※1944年の3月、沖縄及び南西諸島の防衛のために日本軍第32軍が組織された。
本土防衛の捨て石としての沖縄
第32軍は、沖縄本島に陸軍3個師団を配備し、米軍の上陸に対して水際で決戦を挑む考えで作戦計画をつくっていたが、44年11月台湾の防備強化のために第9師団を台湾に引き抜かれることになり、45年1月までに同師団は台湾に移った。
第32軍の要請を受けて大本営は1個師団の増派を検討したが、本土防衛準備を優先させたために1月下旬、大本営は増援を送らないと通告した。
その背景を見ると、1945年1月20日、大本営が天皇に上奏して決定した「帝国陸海軍作戦計画大綱」がある。
ここで作戦の目的は「皇土特に帝国本土の確保」とし、沖縄本島以南の南西諸島などは「皇土防衛の為縦深作戦遂行上の前縁」とされ、そこに敵が上陸してきた時は「極力敵の出血消耗を図り且敵航空基盤造成を妨害する」こととされた。
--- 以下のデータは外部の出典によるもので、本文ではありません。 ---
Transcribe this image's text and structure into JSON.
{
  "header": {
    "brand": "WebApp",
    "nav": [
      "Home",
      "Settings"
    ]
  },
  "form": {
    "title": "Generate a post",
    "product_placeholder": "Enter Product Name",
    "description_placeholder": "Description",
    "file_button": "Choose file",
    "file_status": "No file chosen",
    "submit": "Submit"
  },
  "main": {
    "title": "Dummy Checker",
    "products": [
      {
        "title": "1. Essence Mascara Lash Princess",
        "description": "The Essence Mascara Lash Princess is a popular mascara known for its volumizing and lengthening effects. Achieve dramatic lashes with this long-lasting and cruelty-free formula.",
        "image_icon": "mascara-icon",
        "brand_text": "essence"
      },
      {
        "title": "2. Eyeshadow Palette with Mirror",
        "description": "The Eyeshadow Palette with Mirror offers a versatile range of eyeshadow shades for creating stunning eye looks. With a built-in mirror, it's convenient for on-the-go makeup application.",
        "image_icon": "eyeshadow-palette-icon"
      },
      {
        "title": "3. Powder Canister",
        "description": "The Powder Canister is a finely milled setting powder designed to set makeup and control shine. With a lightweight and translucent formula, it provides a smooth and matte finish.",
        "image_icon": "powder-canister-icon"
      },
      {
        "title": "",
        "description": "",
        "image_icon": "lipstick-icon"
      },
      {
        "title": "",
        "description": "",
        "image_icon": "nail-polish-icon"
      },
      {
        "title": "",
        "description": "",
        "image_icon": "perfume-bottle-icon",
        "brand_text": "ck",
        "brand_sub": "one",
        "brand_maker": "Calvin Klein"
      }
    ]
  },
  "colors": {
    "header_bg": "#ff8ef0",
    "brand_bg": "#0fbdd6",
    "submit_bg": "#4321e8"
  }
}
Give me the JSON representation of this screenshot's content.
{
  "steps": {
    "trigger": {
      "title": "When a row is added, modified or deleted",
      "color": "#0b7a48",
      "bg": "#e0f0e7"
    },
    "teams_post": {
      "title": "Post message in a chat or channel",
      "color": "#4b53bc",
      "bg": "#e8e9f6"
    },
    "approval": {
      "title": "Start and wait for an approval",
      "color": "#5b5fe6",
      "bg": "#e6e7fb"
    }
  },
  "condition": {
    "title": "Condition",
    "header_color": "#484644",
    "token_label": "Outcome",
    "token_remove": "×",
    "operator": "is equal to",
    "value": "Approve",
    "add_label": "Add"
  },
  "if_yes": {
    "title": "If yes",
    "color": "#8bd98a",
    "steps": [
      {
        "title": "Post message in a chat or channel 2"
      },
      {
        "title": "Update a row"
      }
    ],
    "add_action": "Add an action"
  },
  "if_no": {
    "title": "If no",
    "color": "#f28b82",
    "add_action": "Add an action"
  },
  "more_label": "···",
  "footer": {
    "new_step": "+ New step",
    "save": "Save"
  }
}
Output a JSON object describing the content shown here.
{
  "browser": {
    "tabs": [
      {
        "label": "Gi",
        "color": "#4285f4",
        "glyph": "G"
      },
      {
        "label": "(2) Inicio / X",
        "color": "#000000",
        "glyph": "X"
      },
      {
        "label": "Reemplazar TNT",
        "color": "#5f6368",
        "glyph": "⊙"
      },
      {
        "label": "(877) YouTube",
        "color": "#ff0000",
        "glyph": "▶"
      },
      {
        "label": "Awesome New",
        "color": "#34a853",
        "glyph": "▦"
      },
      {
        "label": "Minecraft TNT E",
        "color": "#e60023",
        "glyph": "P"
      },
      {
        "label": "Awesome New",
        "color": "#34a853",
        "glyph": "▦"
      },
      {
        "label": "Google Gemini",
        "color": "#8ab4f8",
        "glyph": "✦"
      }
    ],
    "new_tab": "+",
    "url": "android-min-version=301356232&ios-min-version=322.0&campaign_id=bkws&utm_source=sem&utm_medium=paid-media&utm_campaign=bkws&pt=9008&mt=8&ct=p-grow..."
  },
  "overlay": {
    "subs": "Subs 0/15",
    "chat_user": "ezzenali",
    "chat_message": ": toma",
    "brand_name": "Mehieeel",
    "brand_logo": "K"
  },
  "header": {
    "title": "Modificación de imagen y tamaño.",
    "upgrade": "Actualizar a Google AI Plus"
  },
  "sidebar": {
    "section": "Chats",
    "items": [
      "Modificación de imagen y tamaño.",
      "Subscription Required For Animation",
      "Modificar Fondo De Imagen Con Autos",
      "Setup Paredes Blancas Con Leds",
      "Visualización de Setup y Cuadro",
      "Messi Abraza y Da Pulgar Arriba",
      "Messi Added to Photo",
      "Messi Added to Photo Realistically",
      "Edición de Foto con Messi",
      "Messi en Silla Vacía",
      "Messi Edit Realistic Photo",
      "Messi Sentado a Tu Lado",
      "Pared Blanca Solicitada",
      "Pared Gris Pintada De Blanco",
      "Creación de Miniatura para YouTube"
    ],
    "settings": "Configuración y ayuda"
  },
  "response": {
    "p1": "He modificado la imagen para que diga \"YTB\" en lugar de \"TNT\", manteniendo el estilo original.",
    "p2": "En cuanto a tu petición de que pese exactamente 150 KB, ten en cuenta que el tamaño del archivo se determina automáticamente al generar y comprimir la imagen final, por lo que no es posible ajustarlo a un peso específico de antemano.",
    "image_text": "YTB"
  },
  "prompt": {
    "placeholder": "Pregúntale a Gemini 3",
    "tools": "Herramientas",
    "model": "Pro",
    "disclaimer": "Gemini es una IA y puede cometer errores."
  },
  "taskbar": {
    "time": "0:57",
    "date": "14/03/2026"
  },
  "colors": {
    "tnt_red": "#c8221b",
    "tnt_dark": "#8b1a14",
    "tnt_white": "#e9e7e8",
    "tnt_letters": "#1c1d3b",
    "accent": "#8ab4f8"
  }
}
つまり、沖縄は皇土=本土とは見なされず、本土防衛のための「前縁」とされ、本土防衛のために敵の損害を増やし時間稼ぎをすること、すなわち沖縄は本土防衛のための捨て石とされたのである。
太平洋戦線において米軍の進攻によって日本軍が次々と敗退を余儀なくされていくなかで、天皇は「決戦」をおこなって米軍を叩くことを軍に要求するようになった。
しかしサイパン、フィリピンでも天皇の期待はかなわないなか、2月に天皇が元首相ら重臣7人を個別に呼び戦局について所信を聴取した際に、元首相の近衛文麿は上奏文を提出し、敗戦は「最早必至」だとして「国体」すなわち天皇制を守るために「速かに戦争終結の方途を講ずるべき」だと提言した。
しかし天皇は「もう一度戦果を挙げてから」と言って戦争継続の意思を示して近衛の上奏を斥けた。
天皇は、米軍に一撃を与えることによって国体護持=天皇制維持が保証されることを期待していたのである(山田朗『大元帥 昭和天皇』370-383頁、『昭和天皇の軍事思想と戦略』312-322頁)。